Moreover, the three populations in this study were low risk and not treated with statins, the editorialists note. “Thus, cutoff values in statin-treated patients with clinical atherosclerotic CVD may be different than these thresholds or influenced by other Lp(a) characteristics, such as Lp(a) heterogeneity or functional characteristics.”
Ultimately, Martin said, “this particular study would suggest that in lower-risk women that [Lp(a)] doesn't have a lot of predictive value, but I think that overall when you look at the literature, there's a lot of reason to be optimistic about Lp(a) as a causal target of therapy based on the really elegant mendelian randomization analyses that have been done.”
Also, the results are “really pushing us to take pause about how broadly should this be applied,” he continued. “If someone is a low-risk individual and their standard lipid profile cholesterol or apoB is not super high, . . . it's helping us start to figure where to put the guidepost on the population we define that's likely to benefit from this therapy.” However, he noted that future efforts will likely be based in secondary prevention and not in primary prevention as with this paper.
Cook too said she is optimistic about Lp(a)’s potential in clinical medicine and in future studies. “I do think this is still a promising area of research, and I think there's a lot of biology here to come into play to be discovered, and a lot is known about it as well already,” she said. “There seem to be indications that there is a causal factor related to cardiovascular disease.”
Future studies should include more cohorts looking at gender differences and interactions between CV disease risk, Lp(a), and total cholesterol, she said. “There should be more basic science research into the interactions behind these, and also looking at the therapies.
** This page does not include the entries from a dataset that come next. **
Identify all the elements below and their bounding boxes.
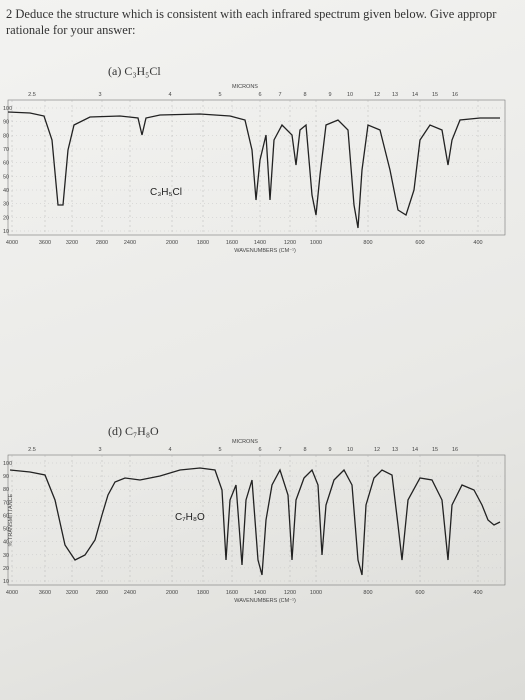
wavenumber-label: 3200: [66, 590, 78, 596]
spectrum-curve: [9, 467, 501, 576]
wavenumber-label: 1000: [310, 240, 322, 246]
handwritten-formula: C₇H₈O: [175, 512, 205, 523]
spectrum-label: (d) C₇H₈O: [108, 424, 159, 438]
wavenumber-label: 400: [473, 240, 482, 246]
y-label: 100: [3, 106, 12, 112]
micron-label: 12: [374, 447, 380, 453]
y-label: 30: [3, 202, 9, 208]
y-label: 90: [3, 474, 9, 480]
wavenumber-label: 1800: [197, 590, 209, 596]
micron-label: 16: [452, 92, 458, 98]
micron-label: 16: [452, 447, 458, 453]
micron-label: 14: [412, 447, 418, 453]
chart-frame: [7, 454, 506, 586]
chart-frame: [7, 99, 506, 236]
wavenumber-label: 1000: [310, 590, 322, 596]
wavenumber-label: 2800: [96, 590, 108, 596]
micron-label: 8: [303, 92, 306, 98]
micron-label: 15: [432, 447, 438, 453]
y-label: 20: [3, 566, 9, 572]
wavenumber-label: 3600: [39, 240, 51, 246]
spectrum: (a) C₃H₅Cl MICRONS 2.5 3 4 5 6 7 8 9 10 12 13 14 15 16 4…: [3, 64, 506, 254]
x-axis-title: WAVENUMBERS (CM⁻¹): [234, 598, 296, 604]
y-label: 80: [3, 487, 9, 493]
wavenumber-label: 1400: [254, 590, 266, 596]
y-label: 60: [3, 513, 9, 519]
y-label: 10: [3, 579, 9, 585]
micron-label: 3: [98, 447, 101, 453]
wavenumber-label: 2800: [96, 240, 108, 246]
wavenumber-label: 3600: [39, 590, 51, 596]
micron-label: 4: [168, 92, 171, 98]
wavenumber-label: 2400: [124, 590, 136, 596]
micron-label: 6: [258, 92, 261, 98]
wavenumber-label: 2000: [166, 590, 178, 596]
micron-label: 10: [347, 447, 353, 453]
wavenumber-label: 1600: [226, 240, 238, 246]
micron-label: 14: [412, 92, 418, 98]
spectrum-label: (a) C₃H₅Cl: [108, 64, 161, 78]
micron-label: 15: [432, 92, 438, 98]
micron-label: 8: [303, 447, 306, 453]
micron-label: 2.5: [28, 92, 36, 98]
wavenumber-label: 600: [415, 240, 424, 246]
wavenumber-label: 1400: [254, 240, 266, 246]
wavenumber-label: 800: [363, 590, 372, 596]
micron-label: 2.5: [28, 447, 36, 453]
top-axis-title: MICRONS: [232, 84, 258, 90]
wavenumber-label: 1600: [226, 590, 238, 596]
wavenumber-label: 2000: [166, 240, 178, 246]
micron-label: 10: [347, 92, 353, 98]
y-label: 60: [3, 161, 9, 167]
y-label: 50: [3, 527, 9, 533]
micron-label: 5: [218, 92, 221, 98]
micron-label: 12: [374, 92, 380, 98]
wavenumber-label: 600: [415, 590, 424, 596]
y-label: 40: [3, 540, 9, 546]
wavenumber-label: 800: [363, 240, 372, 246]
wavenumber-label: 3200: [66, 240, 78, 246]
micron-label: 3: [98, 92, 101, 98]
micron-label: 9: [328, 92, 331, 98]
x-axis-title: WAVENUMBERS (CM⁻¹): [234, 248, 296, 254]
wavenumber-label: 1800: [197, 240, 209, 246]
top-axis-title: MICRONS: [232, 439, 258, 445]
micron-label: 9: [328, 447, 331, 453]
y-label: 30: [3, 553, 9, 559]
y-label: 70: [3, 500, 9, 506]
micron-label: 7: [278, 447, 281, 453]
micron-label: 13: [392, 92, 398, 98]
y-label: 50: [3, 174, 9, 180]
micron-label: 13: [392, 447, 398, 453]
y-axis-title: % TRANSMITTANCE: [8, 493, 14, 546]
y-label: 40: [3, 188, 9, 194]
question-line: rationale for your answer:: [6, 23, 135, 37]
y-label: 100: [3, 461, 12, 467]
wavenumber-label: 400: [473, 590, 482, 596]
y-label: 80: [3, 133, 9, 139]
micron-label: 4: [168, 447, 171, 453]
handwritten-formula: C₃H₅Cl: [150, 187, 182, 198]
wavenumber-label: 4000: [6, 240, 18, 246]
micron-label: 6: [258, 447, 261, 453]
y-label: 70: [3, 147, 9, 153]
y-label: 20: [3, 215, 9, 221]
y-label: 90: [3, 120, 9, 126]
micron-label: 5: [218, 447, 221, 453]
spectrum-curve: [7, 111, 500, 229]
question-line: 2 Deduce the structure which is consiste…: [6, 7, 497, 21]
wavenumber-label: 4000: [6, 590, 18, 596]
wavenumber-label: 2400: [124, 240, 136, 246]
micron-label: 7: [278, 92, 281, 98]
wavenumber-label: 1200: [284, 240, 296, 246]
y-label: 10: [3, 229, 9, 235]
wavenumber-label: 1200: [284, 590, 296, 596]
Different therapies affect the lipids differently. Statins actually slightly increase Lp(a), but I understand PCSK9 inhibitors lower Lp(a) as well as other lipids. So those interactions need to be understood clearly.”
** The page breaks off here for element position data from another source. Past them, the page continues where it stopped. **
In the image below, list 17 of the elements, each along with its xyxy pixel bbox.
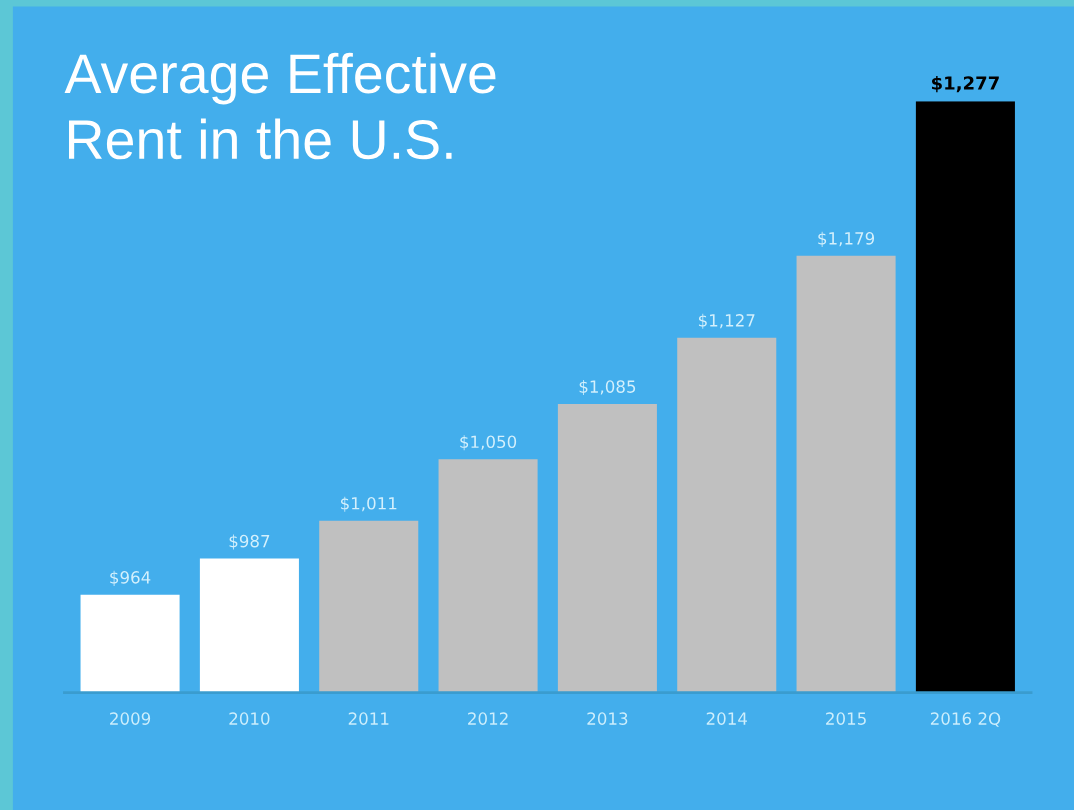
data-label: $1,179 — [818, 231, 875, 247]
x-tick-label: 2013 — [587, 712, 628, 725]
data-label: $1,085 — [579, 379, 636, 396]
data-label: $1,011 — [340, 496, 397, 512]
x-tick-label: 2011 — [348, 712, 389, 725]
data-label: $964 — [110, 570, 151, 586]
x-tick-label: 2016 2Q — [930, 712, 1001, 727]
data-label: $1,277 — [931, 75, 999, 93]
data-label: $987 — [229, 534, 270, 550]
x-tick-label: 2012 — [468, 712, 508, 725]
chart-title: Average Effective Rent in the U.S. — [64, 52, 496, 160]
x-tick-label: 2010 — [229, 712, 270, 725]
x-tick-label: 2015 — [826, 712, 866, 725]
x-tick-label: 2009 — [110, 712, 151, 725]
data-label: $1,127 — [698, 313, 755, 329]
data-label: $1,050 — [460, 435, 517, 451]
x-tick-label: 2014 — [706, 712, 748, 725]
Cook NR, Mora S, Ridker PM. Lipoprotein(a) and cardiovascular risk prediction among women. J Am Coll Cardiol. 2018;72:287-296.
Rosenson RS, Marcovina SM. Refining lipoprotein(a) associated cardiovascular risk in women. J Am Coll Cardiol. 2018;72:297-299.
- The WHS (Women’s Health Study) was supported by grants from the National Heart, Lung, and Blood Institute (NHLBI) and the National Cancer Institute. The WHS blood analysis was supported by the Donald W. Reynolds Foundation and the Leducq Foundation.
- The WHI (Women’s Health Initiative) program is funded by the NHLBI, National Institutes of Health, and U.S. Department of Health and Human Services. The WHI blood analysis was supported by the NHLBI.
- The JUPITER (Justification for Use of Statins in Prevention) trial was supported by AstraZeneca, which had no role in the design or conduct of the present study. Quest Diagnostics Nichols Institute performed the Lp(a) measurements in JUPITER at no additional cost to the study. The study was also funded by grants from the NHLBI.
- Cook reports no relevant conflicts of interest.
- Rosenson reports receiving research support from Akcea, Amgen, The Medicines Company, Regeneron, and Sanofi; participating in advisory boards for Akcea, Amgen, CVS Caremark, and Regeneron; and receiving honoraria from Akcea, Kowa, and Pfizer.
- Marcovina reports holding research contracts with Ionis and Amgen and receiving consulting fees from Denka Seiken and MedTest Diagnostics.
- Martin reports serving on scientific advisory boards for Amgen and Sanofi Regeneron for PCSK9 inhibitors as well as for Akcea Therapeutics and Quest Diagnostics.